In chiusura. Prima di trasferirti all’Ardor Lazzate, sei passato anche per Legnano. Con la società milanese, però, hai giocato appena 6 partite. Cosa non ha funzionato in quel caso?
“Semplicemente ci sono stati degli screzi con il direttore Mavilla con cui, in ogni caso, ci siamo lasciati da uomini. Ci eravamo promessi delle cose che, per diversi motivi, non siamo riusciti a mantenere, e in questi casi è normale fare un passo indietro. In ogni caso, non c’è assolutamente alcun tipo di rancore nei suoi confronti”. 

Con l’Ardor Lazzate, però, riesci a toglierti delle belle soddisfazioni. Che piani hai per il futuro?

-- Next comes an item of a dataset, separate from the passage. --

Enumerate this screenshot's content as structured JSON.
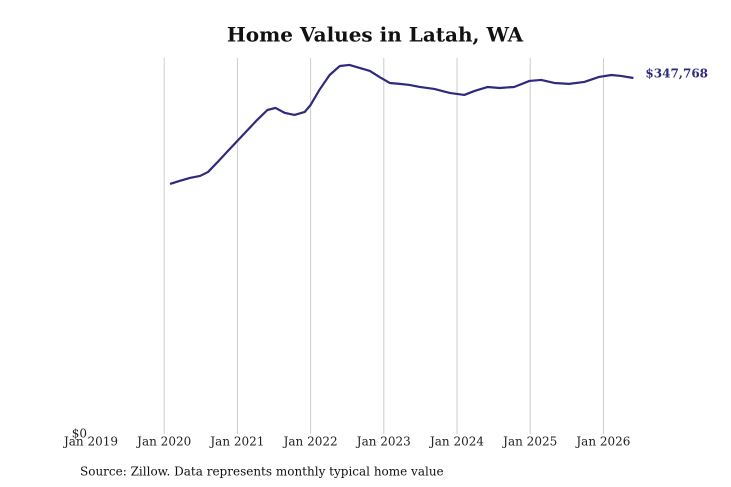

“Ho solo parole belle per quanto riguarda quella società. Nulla da dire contro direttore, allenatore e staff tecnico. L’ho sempre detto, per me il Lazzate è l’isola felice dell’Eccellenza, sono davvero una realtà solida, con le idee ben chiare. A livello personale, però, non ti nego che spero di poter tornare presto in Serie D. Per ora non posso dirti molto di più, so che a Varese c’è una società nuova, ma il sogno è quello di provare a fare qualcosa di più bello rispetto a quanto fatto 3 anni fa. Ormai conosco la città, e la voglia di tornare, per provare a dare una mano alla squadra, è davvero molto forte”.